Biomimetic polypyrrole/hyaluronic acid electrodes integrated with hyaluronidase inhibitors offer persistent electroactivity and resistance to cell binding.

Conductive polymers, including polypyrrole (PPy), have garnered much attention as bioelectrodes because of their high conductivity, low interfacial resistance, environmental stability, and biocompatibility. In particular, the introduction of high-molecular weight hyaluronic acid (HA) into PPy enables the fabrication of biomimetic and biocompatible electrodes ( i.e. , PPy/HA) characterized by low biofouling. However, as HA is readily degraded by enzymes ( i.e. , hyaluronidase (HAase)) in a biological milieu, PPy/HA substantially loses its original properties, including resistance to cell adhesion and electrical activity. We found that HAase treatment of PPy/HA substantially degraded the HA moieties in PPy/HA, resulting in increased water contact angles, increased impedance, and conversion of non-cell adhesive to cell adhesive surfaces. Hence, it is desirable to mitigate HA degradation to achieve persistent performance of PPy/HA electrodes.
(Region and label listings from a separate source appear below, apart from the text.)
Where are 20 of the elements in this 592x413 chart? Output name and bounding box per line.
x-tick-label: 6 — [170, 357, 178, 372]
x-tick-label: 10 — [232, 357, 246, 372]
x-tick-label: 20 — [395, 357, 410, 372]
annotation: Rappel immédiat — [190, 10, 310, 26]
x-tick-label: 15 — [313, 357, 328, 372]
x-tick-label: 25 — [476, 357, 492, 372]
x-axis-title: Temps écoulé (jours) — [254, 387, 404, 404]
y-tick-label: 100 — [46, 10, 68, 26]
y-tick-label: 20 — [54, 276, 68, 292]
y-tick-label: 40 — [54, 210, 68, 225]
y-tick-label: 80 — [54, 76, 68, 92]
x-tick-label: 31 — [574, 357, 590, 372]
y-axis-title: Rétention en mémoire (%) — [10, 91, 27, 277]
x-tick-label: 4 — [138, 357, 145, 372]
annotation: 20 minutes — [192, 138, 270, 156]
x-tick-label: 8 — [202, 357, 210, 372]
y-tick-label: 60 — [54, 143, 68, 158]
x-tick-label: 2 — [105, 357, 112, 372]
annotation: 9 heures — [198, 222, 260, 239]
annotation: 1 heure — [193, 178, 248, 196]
Accordingly, we incorporated glycyrrhizin as an HAase inhibitor (HI) into PPy/HA electrodes. HI-incorporated PPy/HA (PPy/HA/HI) successfully prevented the degradation of the HA moiety and non-specific cell adhesion on the electrodes, in the presence of HAase (2.5 U mL -1 ), without cytotoxicity. These excellent properties allowed for maintenance of the electrical sensitivity of PPy/HA during cell culture with HAase. Altogether, biomimetic PPy/HA, which is resistant to degradation by HAase, may serve as an effective platform for the development of reliable and biocompatible bioelectrodes.